Everyone’s ‘decent’ though, from punk Vivian taking a chance on a square boy from Wanstead to all the randomers living in Shay’s mother’s squat. This gives the film a “feel good” sheen, but is somewhat unrealistic – and pedestrian – characterisation. The only character given edges is Shay’s errant mum, selfishly taking advantage of those around her.
1979 is nicely displayed in London Town, if a little unsubtly dealt with politically speaking – there are obvious plot mechanics in motion. Meyers, as a proclaiming voice of the time (and this film), has the recognisable Strummer cockney rasp going on, as well as a healthy swagger, and is right at home in this iconic character.

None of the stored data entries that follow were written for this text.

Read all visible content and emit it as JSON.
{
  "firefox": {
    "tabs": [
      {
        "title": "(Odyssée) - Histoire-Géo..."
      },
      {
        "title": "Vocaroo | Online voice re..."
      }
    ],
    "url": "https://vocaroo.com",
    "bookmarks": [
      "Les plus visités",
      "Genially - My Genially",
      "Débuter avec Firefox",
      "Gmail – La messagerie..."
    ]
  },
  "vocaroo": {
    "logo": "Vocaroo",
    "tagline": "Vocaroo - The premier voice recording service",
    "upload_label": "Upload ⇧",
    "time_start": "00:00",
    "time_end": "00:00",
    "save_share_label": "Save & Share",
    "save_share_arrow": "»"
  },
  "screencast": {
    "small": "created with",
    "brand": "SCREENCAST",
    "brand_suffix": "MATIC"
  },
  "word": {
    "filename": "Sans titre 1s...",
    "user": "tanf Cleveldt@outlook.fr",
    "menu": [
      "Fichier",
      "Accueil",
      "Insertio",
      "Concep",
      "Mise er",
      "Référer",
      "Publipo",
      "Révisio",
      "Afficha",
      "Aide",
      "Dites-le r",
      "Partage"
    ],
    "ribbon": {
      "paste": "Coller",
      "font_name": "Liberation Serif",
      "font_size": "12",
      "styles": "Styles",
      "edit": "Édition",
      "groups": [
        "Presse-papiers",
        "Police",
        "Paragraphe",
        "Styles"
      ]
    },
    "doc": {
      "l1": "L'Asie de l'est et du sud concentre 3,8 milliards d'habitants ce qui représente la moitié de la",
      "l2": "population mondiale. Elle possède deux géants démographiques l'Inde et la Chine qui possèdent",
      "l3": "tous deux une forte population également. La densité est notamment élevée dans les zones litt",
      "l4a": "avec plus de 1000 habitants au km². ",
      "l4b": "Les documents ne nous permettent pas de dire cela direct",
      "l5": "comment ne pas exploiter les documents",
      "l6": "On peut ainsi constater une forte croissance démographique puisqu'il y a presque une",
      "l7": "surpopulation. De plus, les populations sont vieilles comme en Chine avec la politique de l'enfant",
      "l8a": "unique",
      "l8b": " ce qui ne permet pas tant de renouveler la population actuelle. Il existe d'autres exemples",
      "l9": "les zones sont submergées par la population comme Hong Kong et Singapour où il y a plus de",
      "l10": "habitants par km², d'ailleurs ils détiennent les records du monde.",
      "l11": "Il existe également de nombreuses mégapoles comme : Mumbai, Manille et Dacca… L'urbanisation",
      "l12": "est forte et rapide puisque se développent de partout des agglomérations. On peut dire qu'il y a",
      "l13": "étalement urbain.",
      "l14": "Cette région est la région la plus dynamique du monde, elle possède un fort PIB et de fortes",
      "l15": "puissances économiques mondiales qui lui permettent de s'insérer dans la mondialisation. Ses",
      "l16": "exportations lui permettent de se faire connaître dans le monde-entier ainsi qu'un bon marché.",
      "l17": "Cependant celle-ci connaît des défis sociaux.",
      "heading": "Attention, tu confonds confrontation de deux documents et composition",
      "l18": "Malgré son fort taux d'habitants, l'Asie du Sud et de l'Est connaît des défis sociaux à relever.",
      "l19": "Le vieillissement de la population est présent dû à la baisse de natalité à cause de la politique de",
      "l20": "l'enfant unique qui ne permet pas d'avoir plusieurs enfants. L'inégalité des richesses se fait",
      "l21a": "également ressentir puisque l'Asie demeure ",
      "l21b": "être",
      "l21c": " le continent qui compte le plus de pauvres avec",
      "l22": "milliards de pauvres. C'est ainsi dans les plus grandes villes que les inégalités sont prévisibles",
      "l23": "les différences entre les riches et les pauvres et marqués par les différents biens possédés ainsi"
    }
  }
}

Formulaic writing is lifted to a higher level by a talented ensemble plus real stand out performances from Huttlestone and Rhys Meyers – even if their scenes together are contrived. The film’s rabble-rousing also neatly presents this era of change for the capital, both musically and politically.
CAST: Daniel Huttlestone, Dougray Scott, Jonathan Rhys Meyers, Nell Williams, Tom Hughes, Natascha McElhone
DIRECTOR: Derrick Borte
WRITER: Matt Brown (screenplay), Sonya Gildea and Kirsten Sheridan (screenplay “Untitled Joe Strummer Project”)
SYNOPSIS: Responsible teenager Shay is left in charge when his single father has an accident at work, so he goes in search of his mother – and his misspent youth – in London, being introduced to the music of The Clash along the way.